Does it come as a surprise? From the exposing of widespread malpractice in Murdoch’s NewsCorp in 2013 to the recent confirmation of offshore hoarding in the Panama Papers, it appears that manipulation and criminality are part and parcel of today’s neo-liberal mode of political economy.  


Twenty-First Century capitalism, reneging on its Keynesianism postbellum success, is rather a byword for injustice and perversion. The point one may decipher here is clear. Does the book stop with the owners of companies? The parliamentary reports support this view; Green undoubtedly played a huge role in the demise of his company – his family directly profited £307 million from the false sale of ‘dividends in excess of profits’.


To target individuals solely, despite faults of greed however, is not only disingenuous, it is highly dangerous. Exploitation is not simply limited to these two retail giants – it is endemic of an economic system which actively promotes and thrives from it. There are clear structural implications. We are witnessing the zenith of cronyism.


The depreciation of the bargaining power of the global workforce and wages cannot be limited to the sixteen years of this century. It is rather a cumulative process. A clear dialectical link is present, connecting the 1980s to the present. From the 1984 Miners’ Strike, to the proposed introduction of the draconian labour legislation in Wisconsin. This is an economic paradigm built on brutalization; on intrusion, deceit and the illusion of hope.


What’s the difference between Six Strike Policy of Sports Direct and the Subprime housing bubble of 2007? There is none. Somebody somewhere will tonight make millions if you are somehow unable to pay your monthly phone bill. It is a trend which is cyclical, ongoing, and inherent in neo-liberalism. The excessive wealth of the 1% generated by globalisation has been built on the backs of every ordinary consumer. To label this system as unjust would be doing it justice. It is perfect by design.


As ever increasing profit becomes the zero-sum game, de-humanisation is the legitimising key. Owen Jones’s polemic Chavs provides some thoughtful insights. Once more didadic links are prevalent. The advent of working-class bashing in Benefits Street is no different to the blatant intense commodification of the workforce which has increasingly come to light. They intrinsic to a political economy of dominant ownership.

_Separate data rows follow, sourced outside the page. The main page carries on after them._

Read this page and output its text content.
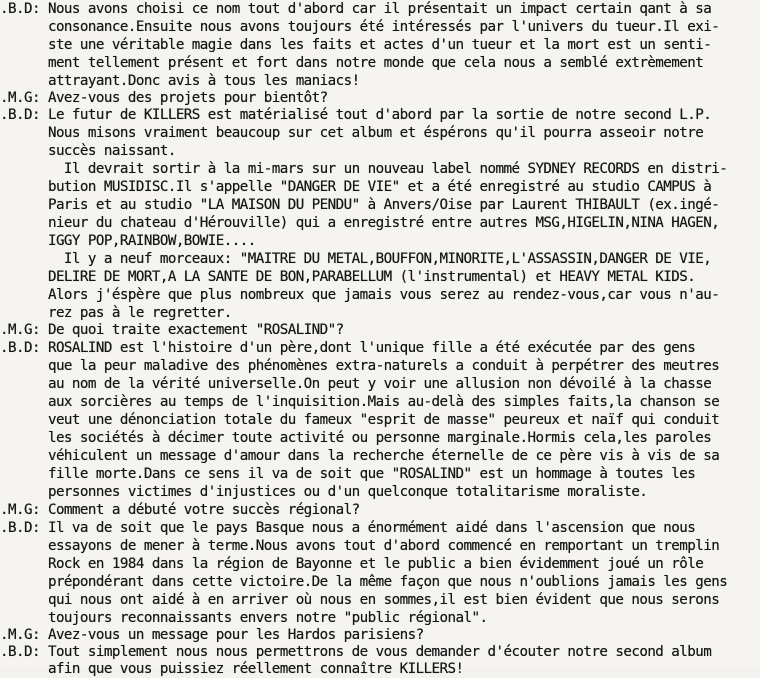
.B.D: Nous avons choisi ce nom tout d'abord car il présentait un impact certain qant à sa
consonance.Ensuite nous avons toujours été intéressés par l'univers du tueur.Il exi-
ste une véritable magie dans les faits et actes d'un tueur et la mort est un senti-
ment tellement présent et fort dans notre monde que cela nous a semblé extrèmement
attrayant.Donc avis à tous les maniacs!
.M.G: Avez-vous des projets pour bientôt?
.B.D: Le futur de KILLERS est matérialisé tout d'abord par la sortie de notre second L.P.
Nous misons vraiment beaucoup sur cet album et éspérons qu'il pourra asseoir notre
succès naissant.
Il devrait sortir à la mi-mars sur un nouveau label nommé SYDNEY RECORDS en distri-
bution MUSIDISC.Il s'appelle "DANGER DE VIE" et a été enregistré au studio CAMPUS à
Paris et au studio "LA MAISON DU PENDU" à Anvers/Oise par Laurent THIBAULT (ex.ingé-
nieur du chateau d'Hérouville) qui a enregistré entre autres MSG,HIGELIN,NINA HAGEN,
IGGY POP,RAINBOW,BOWIE....
Il y a neuf morceaux: "MAITRE DU METAL,BOUFFON,MINORITE,L'ASSASSIN,DANGER DE VIE,
DELIRE DE MORT,A LA SANTE DE BON,PARABELLUM (l'instrumental) et HEAVY METAL KIDS.
Alors j'éspère que plus nombreux que jamais vous serez au rendez-vous,car vous n'au-
rez pas à le regretter.
.M.G: De quoi traite exactement "ROSALIND"?
.B.D: ROSALIND est l'histoire d'un père,dont l'unique fille a été exécutée par des gens
que la peur maladive des phénomènes extra-naturels a conduit à perpétrer des meutres
au nom de la vérité universelle.On peut y voir une allusion non dévoilé à la chasse
aux sorcières au temps de l'inquisition.Mais au-delà des simples faits,la chanson se
veut une dénonciation totale du fameux "esprit de masse" peureux et naïf qui conduit
les sociétés à décimer toute activité ou personne marginale.Hormis cela,les paroles
véhiculent un message d'amour dans la recherche éternelle de ce père vis à vis de sa
fille morte.Dans ce sens il va de soit que "ROSALIND" est un hommage à toutes les
personnes victimes d'injustices ou d'un quelconque totalitarisme moraliste.
.M.G: Comment a débuté votre succès régional?
.B.D: Il va de soit que le pays Basque nous a énormément aidé dans l'ascension que nous
essayons de mener à terme.Nous avons tout d'abord commencé en remportant un tremplin
Rock en 1984 dans la région de Bayonne et le public a bien évidemment joué un rôle
prépondérant dans cette victoire.De la même façon que nous n'oublions jamais les gens
qui nous ont aidé à en arriver où nous en sommes,il est bien évident que nous serons
toujours reconnaissants envers notre "public régional".
.M.G: Avez-vous un message pour les Hardos parisiens?
.B.D: Tout simplement nous nous permettrons de vous demander d'écouter notre second album
afin que vous puissiez réellement connaître KILLERS!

Such an arrangement is promoted by the Liberal-Democratic state. The increasing corporate tax breaks throughout the West are a direct encouragement for the managerial class to vote themselves into huge salaries unrelated to their productivity. This only strengthens sentiments of self-entitlement and a disregard for those at the bottom of the corporation. Whilst the wage increases for the majority have been eaten-up by inflation, the structural tendency is to vastly increase the purchasing power of those earning £200,000 a year. Whereas taxes on capital have wavered, the burdens on real incomes have only increased. It is no surprise to see that real capital income share (interest rates, dividends, rent) has soared since the 1990s. The real wage income share has steeply declined. Marx’s statement rallying the ‘workers of the world’ to ‘unite’ has never had more resonance; the enslaved in Primark factories in Bangladesh increasingly have more in common with their British counterparts.


The actions of an Ashley or a Green within such structures are highly rational. They are merely responding to the pressures of an economic paradigm which actively promotes, and more importantly allows for and rewards, such abuses of power.


The real battle, therefore, is not against individuals. The fight is against wholesale ‘disaster capitalism’ - within which doctors, teachers and retail workers, from Sidney and Berlin to Stockholm and London all have a stake in fighting. For we are all being exploited. From student loans to the freezing of public sector pay, these events cannot be isolated. They only make sense in a coherent organic whole.


Sports Direct and British Home Stores, though shocking, are not exceptional. They are, rather, symptomatic of the new normal. An unchallenged structure which has existed for decades. Closing down Ashley’s empire or buying out BHS will not halt this misery. For that true economic reform is required.